Mechanical and Aerospace Engineering
The performance of materials that we observe at the macroscale originates from many small-scale processes (e.g., atomic vibrations, phase separation and grain growth, etc.). Many technological applications need extraordinary materials that satisfy exceptional demands, materials often not available in nature or achievable through chemistry. However, by imbuing a material with an internal architecture, which mimics its small-scale counterparts, the macroscale response of the emerging structured material is exquisitely tailorable for original, cross-discipline applications.

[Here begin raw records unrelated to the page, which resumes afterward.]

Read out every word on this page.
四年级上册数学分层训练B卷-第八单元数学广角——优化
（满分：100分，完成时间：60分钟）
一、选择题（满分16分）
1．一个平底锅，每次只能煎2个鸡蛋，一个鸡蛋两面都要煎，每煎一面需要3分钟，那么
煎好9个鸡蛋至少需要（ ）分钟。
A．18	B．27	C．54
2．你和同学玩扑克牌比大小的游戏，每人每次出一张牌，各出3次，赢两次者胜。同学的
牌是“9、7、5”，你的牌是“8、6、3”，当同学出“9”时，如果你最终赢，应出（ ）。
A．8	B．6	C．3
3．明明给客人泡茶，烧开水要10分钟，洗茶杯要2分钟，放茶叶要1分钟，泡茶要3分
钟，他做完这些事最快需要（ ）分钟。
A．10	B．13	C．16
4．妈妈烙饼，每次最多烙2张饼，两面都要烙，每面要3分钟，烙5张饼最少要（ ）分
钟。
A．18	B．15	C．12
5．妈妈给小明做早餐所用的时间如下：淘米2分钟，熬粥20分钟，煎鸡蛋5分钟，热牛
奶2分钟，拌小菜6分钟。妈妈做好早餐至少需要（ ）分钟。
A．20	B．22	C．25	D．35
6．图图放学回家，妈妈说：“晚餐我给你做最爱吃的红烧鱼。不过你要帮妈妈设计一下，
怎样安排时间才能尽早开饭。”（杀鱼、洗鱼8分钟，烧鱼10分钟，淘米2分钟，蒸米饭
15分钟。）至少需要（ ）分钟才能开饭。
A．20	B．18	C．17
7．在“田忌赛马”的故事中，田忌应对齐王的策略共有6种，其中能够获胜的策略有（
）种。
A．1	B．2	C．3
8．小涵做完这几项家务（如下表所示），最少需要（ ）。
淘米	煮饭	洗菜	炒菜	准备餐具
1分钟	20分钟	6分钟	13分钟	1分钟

Frazier’s research focuses on developing and understanding the dynamic aspects (e.g., dissipation and nonlinearity) of these architected materials with the ultimate goal to enable new, otherwise unattainable, functionalities. Given the additional complexity of theoretical models accounting for nonlinear and multiphysics effects, and the rarity of analytical solutions, investigations of architected materials within these regimes have been sparse, representing a relatively uncharted research frontier. Frazier’s work is primarily theoretical in nature – analytical and numerical – with experimental validation completed in-house and in collaboration with experimental groups.
Michael Frazier joined the Department of Mechanical and Aerospace Engineering at UC San Diego in the Fall of 2017 after completing his postdoctoral fellowship at the California Institute of Technology, where his research focused on the dynamics of materials with engineered nonlinear and multistable responses. He received his Ph.D. from the University of Colorado, Boulder in the Fall of 2015 where his research (supported by an NSF Graduate Research Fellowship) investigated the impact and potential functionality of vibrational wave propagation in dissipative architected materials for which he received the 2013 John A. Vise Graduate Student Excellence Award. He earned his bachelor’s degree from Embry-Riddle Aeronautical University.